Understanding the context and seeing that in light of the training is very important.  Therefore the role of the trainer is also to collaborate with the owner of the context (here it is the line manager)  to understand stumbling blocks as well as enablers for the desired change.  
For e.g. you wanted to make people more proactive through a training program.  However the situation on the ground once the trainee went back (here it is say one of the operations floor for customer X) was one where any hint at addressing something which was not raised as an issue by the client or any other stakeholder is not welcome and looked at with suspicion is a sure shot recipe for the trainee going back to old ways.   Why rake up issues, why search for embers to burn your feet... these are the kind of manifestations of feedback.

So what do you do?  Trainers can pass the baton to designers and say the context should be taken care of during design.  Yes, but the product you create is what gets back to action in the context... (in example above it is the operations for Customer X) and it is in the trainers interest to work with the managers or leaders in the floor of operations for Customer X to see how people are encourage for being proactive.   The managers need to be sensitized that one has to encourage, reward, cajole people to be proactive just in case they have been so used to not being proactive and waiting for fires to be doused.

Operationally using Kurt Lewins - Force Field Analysis helps in identifying barriers to change and resisting forces and as a group the Trainers can work with leaders to eliminate the opposing forces.   Thereby it becomes a much easier task for trainers to achieve their goals of bringing about lasting change once the context issues have been addressed to facilitate changed behaviors. 

Training is not an event. It is a process. It does not end at the exit of the classroom session.  The designers, managers and trainers should work together to ensure that there is sufficient focus on right context for individual to perform in changed context.



Friday, August 28, 2015

Don't Miss the Woods for the Trees: Performance Management can drive right Behaviors

One objective of a good performance management framework is to drive the right kind of behaviors within various organizational entities.   How does this happen? By Setting Targets and Goals with qualifiers. Yes, the word qualifiers is to circumvent the proverbial  "fallen between the cracks"
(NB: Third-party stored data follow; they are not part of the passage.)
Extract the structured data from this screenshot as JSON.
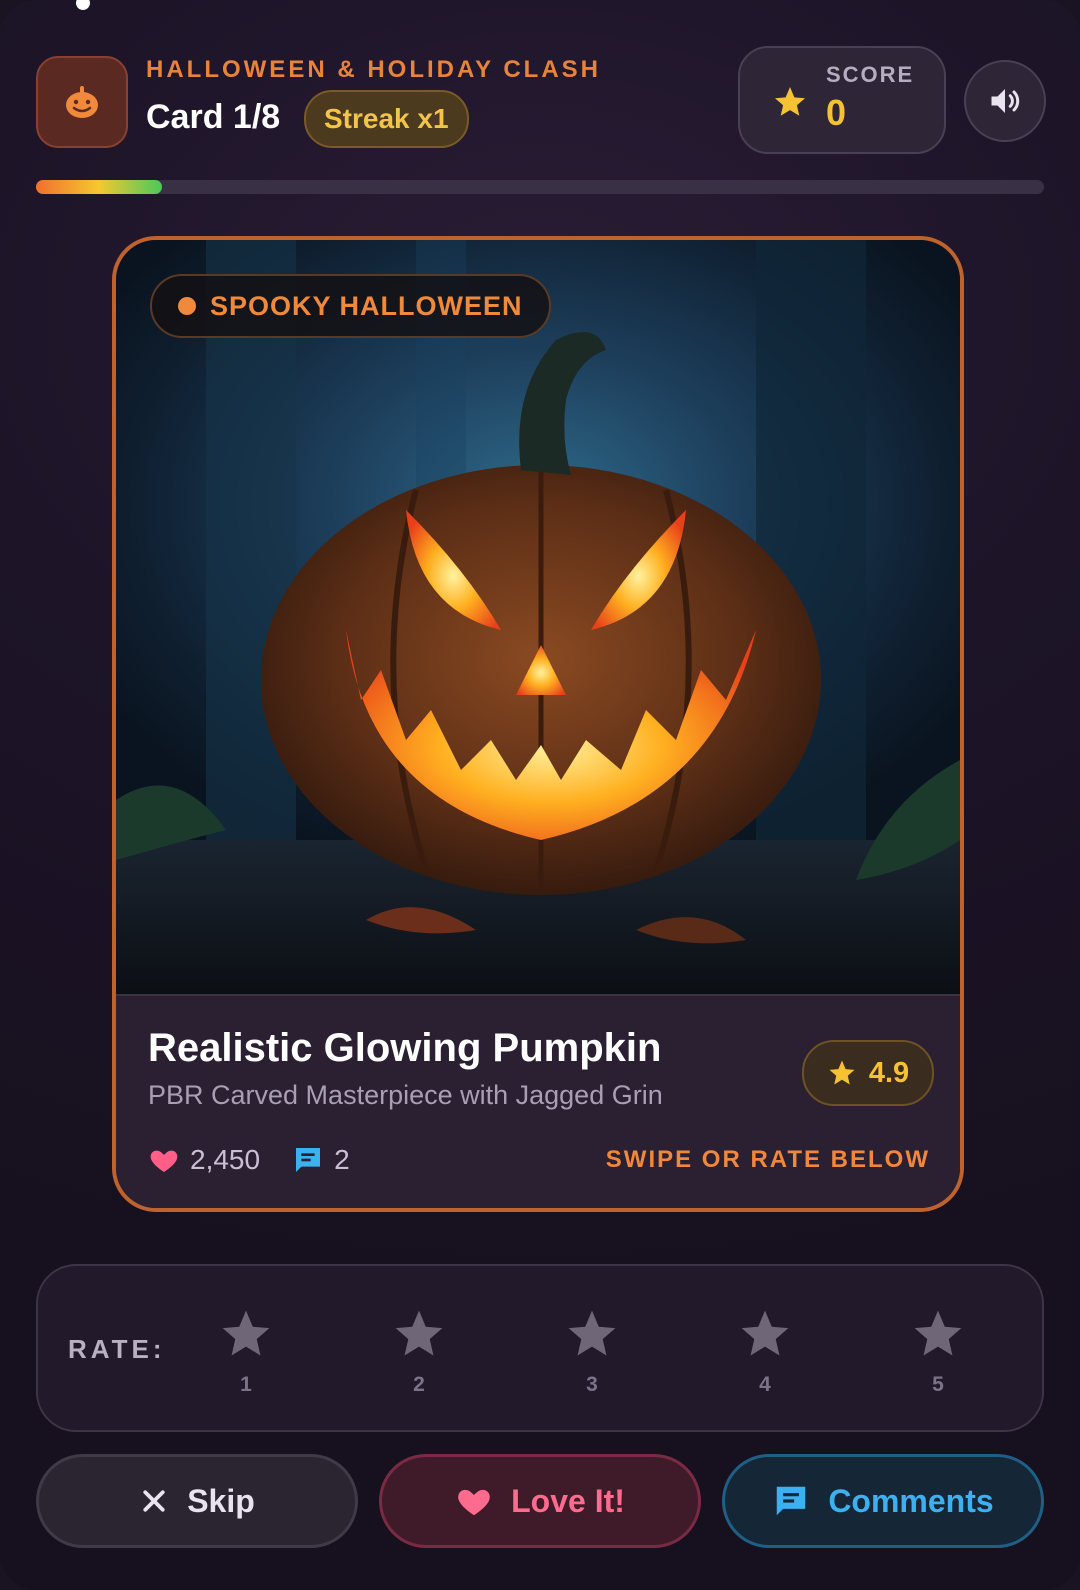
{
  "header": {
    "subtitle": "HALLOWEEN & HOLIDAY CLASH",
    "card_counter": "Card 1/8",
    "streak": "Streak x1",
    "score_label": "SCORE",
    "score_value": "0"
  },
  "progress": {
    "current": 1,
    "total": 8,
    "fraction": 0.125
  },
  "card": {
    "category": "SPOOKY HALLOWEEN",
    "title": "Realistic Glowing Pumpkin",
    "description": "PBR Carved Masterpiece with Jagged Grin",
    "rating": "4.9",
    "likes": "2,450",
    "comments": "2",
    "hint": "SWIPE OR RATE BELOW"
  },
  "rate": {
    "label": "RATE:",
    "stars": [
      "1",
      "2",
      "3",
      "4",
      "5"
    ]
  },
  "actions": {
    "skip": "Skip",
    "love": "Love It!",
    "comments": "Comments"
  },
  "icons": {
    "app": "pumpkin-icon",
    "score": "star-icon",
    "sound": "speaker-icon",
    "likes": "heart-icon",
    "comments": "chat-bubble-icon",
    "skip": "close-icon"
  },
  "colors": {
    "accent_orange": "#e8833a",
    "gold": "#f6c233",
    "love_pink": "#ff6b8e",
    "comments_blue": "#3db0ef",
    "card_border": "#c0622c"
  }
}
It is important to emphasize both "how" and "why" aspects when setting goals and not just the focus on "what"
Take for example the highest achiever of sales in Pharma Co (name is irrelevant).  Here was Monty the highest grosser on sales.  For eight quarters he clocked over 40% growth each quarter and was the star salesman two years in a row.  About 9 months later when a new drug was launched by the competition the skeletons tumbled out of the cupboard.    Mohan used his smooth talking skills and network with stockists to off take and store more than they needed and the inventory went piling up finally leading to zero off take in two quarters when things got tough.

We don’t need to mention the fake invoice generation by “unscrupulous” employees to show higher sales.  This happens in various industries and google your way to “Billing Scams”

So if you are looking for good behaviors aligned to your organizations value system then you need to ensure the “desired behaviors” are brought into focus.  

This can be done through combination of the Performance Management and the Competency System.   The PMS should focus on the goals the “how” and “why” along with the “what”.   The managers should ensure that they anticipate how things can “Go Wrong” and discuss these with their teams in the process of setting goals.   

The competency framework should ensure that the behaviors of the competencies (managerial and leadership) do cover behavioral aspects of “how” apart from defining the core job related behaviors of the given role.

Focusing on just numbers,  targets and deliverables you might end up like the proverbial  missing the woods for the trees.